Damit der Informationskreis sich schließt und der Strauß an freiwilligen Dienstleistungen des mpr abgerundet wird, erhalten auch die Molkereien die bisher üblichen Meldungen. Und nachdem in den vergangenen Wochen seitens der Molkereiverbände und auch nicht von einzelnen Molkereien Gegenteiliges zu vernehmen war, wird diese »Leitlinie über die Aussetzung der Milchlieferung und Beendigung dieser Aussetzung« sowie das abgestimmte Verfahren fortan flächendeckend in Bayern Anwendung finden.

Blick zurück

Wie ist es nun zu dieser Leitlinie gekommen? Nachdem die neue EU-Durchführungsverordnung in Kraft getreten ist, hat sich das Bundesministerium für Ernährung und Landwirtschaft (BMEL) an den Verband der Deutschen Milchwirtschaft (VDM) in Berlin gewandt und die Bitte herangetragen, eine bundesweit einheitliche Leitlinie für eine gute Verfahrenspraxis zu erarbeiten. Darin sollten eben u.a. das Aussetzen und die Wiederaufnahme der Anlieferung von Rohmilch beschrieben werden.

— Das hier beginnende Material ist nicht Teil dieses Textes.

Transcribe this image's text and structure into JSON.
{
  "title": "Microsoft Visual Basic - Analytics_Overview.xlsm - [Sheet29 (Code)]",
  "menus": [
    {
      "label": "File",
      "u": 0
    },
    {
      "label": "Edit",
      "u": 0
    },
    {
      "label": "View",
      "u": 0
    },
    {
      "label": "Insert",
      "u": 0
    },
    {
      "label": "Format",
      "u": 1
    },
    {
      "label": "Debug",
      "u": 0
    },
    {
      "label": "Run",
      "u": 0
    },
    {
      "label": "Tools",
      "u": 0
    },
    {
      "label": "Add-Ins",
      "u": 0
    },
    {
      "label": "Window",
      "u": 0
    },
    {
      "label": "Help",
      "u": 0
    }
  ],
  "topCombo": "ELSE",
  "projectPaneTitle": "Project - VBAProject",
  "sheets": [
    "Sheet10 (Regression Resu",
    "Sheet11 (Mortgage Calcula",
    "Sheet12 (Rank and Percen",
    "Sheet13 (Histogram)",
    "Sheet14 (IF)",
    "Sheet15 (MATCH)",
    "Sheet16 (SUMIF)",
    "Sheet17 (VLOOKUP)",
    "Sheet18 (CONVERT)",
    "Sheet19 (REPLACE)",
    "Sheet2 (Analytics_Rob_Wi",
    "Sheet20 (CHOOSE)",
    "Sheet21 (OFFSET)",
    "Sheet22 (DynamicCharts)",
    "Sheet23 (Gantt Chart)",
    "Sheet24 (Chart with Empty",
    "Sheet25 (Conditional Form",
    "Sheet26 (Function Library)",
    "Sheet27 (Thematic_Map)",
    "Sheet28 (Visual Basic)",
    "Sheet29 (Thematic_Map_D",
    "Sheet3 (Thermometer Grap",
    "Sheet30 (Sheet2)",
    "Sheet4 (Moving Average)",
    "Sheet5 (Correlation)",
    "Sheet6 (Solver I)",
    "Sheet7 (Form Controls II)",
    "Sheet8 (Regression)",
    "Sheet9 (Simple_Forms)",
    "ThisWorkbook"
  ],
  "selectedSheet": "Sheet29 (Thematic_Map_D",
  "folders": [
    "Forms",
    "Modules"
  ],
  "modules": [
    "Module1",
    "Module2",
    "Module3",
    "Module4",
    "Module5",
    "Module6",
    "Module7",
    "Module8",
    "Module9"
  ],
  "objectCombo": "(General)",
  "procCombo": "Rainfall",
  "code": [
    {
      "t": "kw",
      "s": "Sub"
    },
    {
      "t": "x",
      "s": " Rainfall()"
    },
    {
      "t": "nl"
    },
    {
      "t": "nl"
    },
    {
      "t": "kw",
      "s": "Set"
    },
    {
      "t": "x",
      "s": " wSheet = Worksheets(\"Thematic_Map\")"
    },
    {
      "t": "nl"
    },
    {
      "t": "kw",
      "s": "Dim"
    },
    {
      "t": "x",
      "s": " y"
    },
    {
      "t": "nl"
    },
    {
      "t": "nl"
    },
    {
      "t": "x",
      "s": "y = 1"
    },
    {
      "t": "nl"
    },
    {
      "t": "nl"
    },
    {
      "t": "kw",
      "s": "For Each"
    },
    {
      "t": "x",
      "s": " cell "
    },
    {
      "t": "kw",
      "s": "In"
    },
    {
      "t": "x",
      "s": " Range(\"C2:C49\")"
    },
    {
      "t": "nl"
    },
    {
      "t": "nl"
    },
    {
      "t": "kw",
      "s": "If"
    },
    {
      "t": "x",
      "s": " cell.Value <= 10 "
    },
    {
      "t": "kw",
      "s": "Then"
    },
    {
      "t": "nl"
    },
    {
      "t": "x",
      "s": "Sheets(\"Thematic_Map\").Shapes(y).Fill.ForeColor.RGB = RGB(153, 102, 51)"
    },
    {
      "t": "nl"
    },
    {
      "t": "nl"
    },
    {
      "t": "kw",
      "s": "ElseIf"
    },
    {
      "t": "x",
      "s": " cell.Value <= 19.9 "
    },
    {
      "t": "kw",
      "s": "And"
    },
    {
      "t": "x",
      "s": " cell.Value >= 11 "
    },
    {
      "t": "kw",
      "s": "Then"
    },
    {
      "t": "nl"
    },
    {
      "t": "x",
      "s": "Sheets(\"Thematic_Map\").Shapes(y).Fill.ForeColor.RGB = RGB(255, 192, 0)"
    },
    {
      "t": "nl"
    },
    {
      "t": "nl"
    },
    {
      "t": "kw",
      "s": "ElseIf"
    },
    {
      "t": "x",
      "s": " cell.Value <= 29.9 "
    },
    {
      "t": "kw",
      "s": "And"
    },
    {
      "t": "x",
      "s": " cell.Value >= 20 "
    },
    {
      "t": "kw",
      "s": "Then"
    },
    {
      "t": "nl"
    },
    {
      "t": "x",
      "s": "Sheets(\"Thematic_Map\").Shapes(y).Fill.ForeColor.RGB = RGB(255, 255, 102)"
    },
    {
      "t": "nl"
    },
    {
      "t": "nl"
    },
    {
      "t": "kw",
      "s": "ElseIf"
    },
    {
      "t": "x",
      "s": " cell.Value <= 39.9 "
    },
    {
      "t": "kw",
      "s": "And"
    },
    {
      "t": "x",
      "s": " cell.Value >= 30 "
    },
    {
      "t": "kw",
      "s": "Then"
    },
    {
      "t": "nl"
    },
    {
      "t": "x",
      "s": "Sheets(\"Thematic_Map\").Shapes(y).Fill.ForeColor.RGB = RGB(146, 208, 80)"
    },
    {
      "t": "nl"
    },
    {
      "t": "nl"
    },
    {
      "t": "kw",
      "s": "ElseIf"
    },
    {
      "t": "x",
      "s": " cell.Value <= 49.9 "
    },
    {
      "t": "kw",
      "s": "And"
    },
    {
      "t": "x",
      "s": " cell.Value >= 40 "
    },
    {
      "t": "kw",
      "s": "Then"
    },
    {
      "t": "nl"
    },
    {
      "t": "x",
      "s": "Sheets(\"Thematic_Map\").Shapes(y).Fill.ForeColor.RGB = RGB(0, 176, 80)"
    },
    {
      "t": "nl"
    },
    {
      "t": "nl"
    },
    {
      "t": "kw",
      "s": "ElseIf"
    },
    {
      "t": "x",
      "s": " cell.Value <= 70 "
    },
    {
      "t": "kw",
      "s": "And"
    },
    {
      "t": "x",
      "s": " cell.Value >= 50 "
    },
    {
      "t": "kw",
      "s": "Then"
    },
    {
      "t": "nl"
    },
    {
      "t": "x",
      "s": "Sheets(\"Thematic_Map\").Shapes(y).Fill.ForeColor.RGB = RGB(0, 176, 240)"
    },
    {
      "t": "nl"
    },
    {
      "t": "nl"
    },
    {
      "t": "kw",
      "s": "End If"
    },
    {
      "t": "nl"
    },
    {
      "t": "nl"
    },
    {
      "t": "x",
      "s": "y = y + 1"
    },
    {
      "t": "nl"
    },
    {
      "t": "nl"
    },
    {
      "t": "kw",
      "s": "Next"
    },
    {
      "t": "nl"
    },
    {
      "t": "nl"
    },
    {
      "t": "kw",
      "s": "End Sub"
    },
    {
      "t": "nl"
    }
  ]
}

Die Geschäftsstelle des VDM richtete dann im Mai 2020 eine Arbeitsgruppe mit Fachleuten aus der Milchwirtschaft, von Erzeugerseite und Molkereiseite, in Kooperation mit Bund und Ländern ein. Auch Bayern war durch einen Vertreter der Erzeugerseite und einer Vertreterin des Umweltministeriums vertreten. Nach abgeschlossenem Abstimmungs- und Erarbeitungsprozess durch diese Arbeitsgruppe wurde das länderseitige Prüfverfahren der Leitlinie im Oktober 2020 eingeleitet. Die mit den Stellungnahmen der einzelnen Bundesländer vorgetragenen Hinweise wurden nach Prüfung des Lebensmittelverbandes Deutschland e.V. nahezu vollumfänglich berücksichtigt. Da diese Leitlinie unter Mitwirkung der Länder erstellt wurde, enthielt die gemeinsame Länderstellungnahme vorwiegend redaktionelle Anmerkungen und Hinweise zur Klarstellung, jedoch keine inhaltlichen Änderungen mehr. Insofern ging der Lebensmittelverband als Koordinationsstelle vom Benehmen der Bundesländer aus und hat das BMEL um Einstellung des Dokumentes in das Netzwerk FIS-VL und um Mitteilung an die Europäische Kommission gebeten. Damit tritt die Leitlinie in Kraft.

Dr. Hans-Jürgen Seufferlein
Geschäftsführung
Verband der Milcherzeuger Bayern e. V.